C’est comme ça dans toutes les élections. Les politologues ne sont jamais plus lucides que lorsqu’ils s’attèlent à prédire le passé.

Pour l’heure nous, dans les media, nous avons une idée fixe, qui est soit une lumière soit une lubie. Nous prédisons une abstention record. On le fait à partir des derniers sondages, c’est à dire un Ifop d’il y a huit jours, qui annonçait 30% d’abstention, un IPSOS de mardi, qui en donnait 20%, et deux ou trois autres de jeudi et vendredi qui en évaluait 25%. Autant dire que nous brassons du vent.

Mais peu importe. Cette abstention possible est donnée pour certaine. Elle occupe les conversations, et tant pis si une statistique de l’Insee, celle-là vérifiée, ne dit pas tout à fait la même chose. En 2012, la France a battu le record d’inscriptions sur les listes électorales, en passant de 42,9 millions en 2007, à 44,5 millions.

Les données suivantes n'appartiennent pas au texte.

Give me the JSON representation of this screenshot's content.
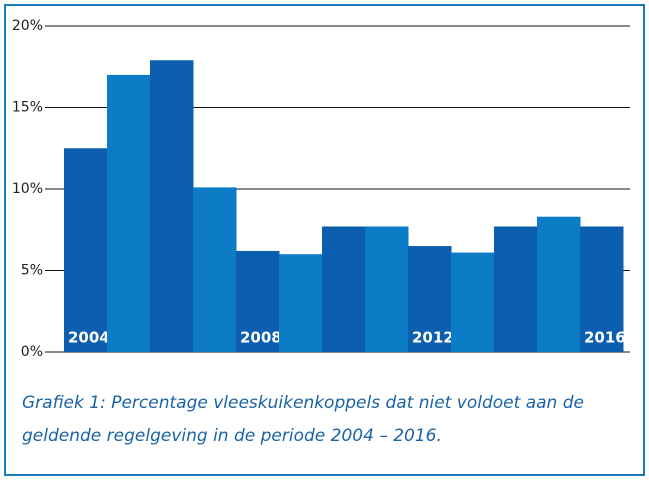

Mais la rumeur, et la presse répètent que cette campagne est nulle et qu’elle n’intéresse pas, donc qu’il y aura beaucoup d’abstentionnistes.

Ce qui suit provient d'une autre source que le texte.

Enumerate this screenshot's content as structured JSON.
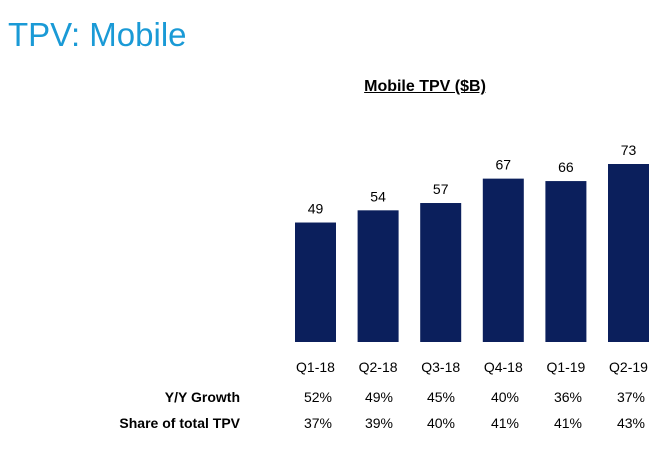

En y regardant de plus près, cette campagne ne passionne pas parce que le récit est dissocié de l’action. Le récit raconte un bras de fer entre Hollande et Sarkozy, or ce bras de fer ne s’engage pas. Le récit raconte aussi l’histoire de troisièmes cavaliers ou cavalières, mais leur destin parait d’abord influencé par le destin des deux premiers, qui ne s’empoignent pas.

Prenons dans l’Ordre. Contrairement à ce que retient la Chronique, le choc entre Nicolas Sarkozy et François Hollande n’a pas commencé. Le premier cogne sur le programme, mais le second esquive et contre attaque sur le bilan que l’autre évite à son tour. Le candidat sortant recherche le corps à corps, mais le second s’en dégage. Le premier est certain qu’il peut gagner par la force, le second est convaincu qu’après cinq ans de mandat sous tension les Français aspirent plutôt à un mandat apaisé. Pour l’heure c’est une drôle de guerre, et cela peut sembler frustrant.

Quant au troisième homme, ou à la troisième femme, sa sélection dépend de ce duel en suspens. Car dans cette élection le vote utile est implacable et il est déjà à l’œuvre. Bien des électeurs de Marine Le Pen et de François Bayrou ont déjà rejoint Nicolas Sarkozy. Et presque tous les électeurs de l’extrême gauche, ainsi que pas mal d’écologistes, et un certain nombre de socialistes potentiels ont envie de voter Mélenchon, ne serait-ce que pour aiguillonner Hollande.

Ces mouvements sont considérables, mais ils sont peu spectaculaires donc les media s’ennuient. C’est cet ennui, peut-être, plutôt que celui des électeurs, qu’ils sont en train de vous raconter.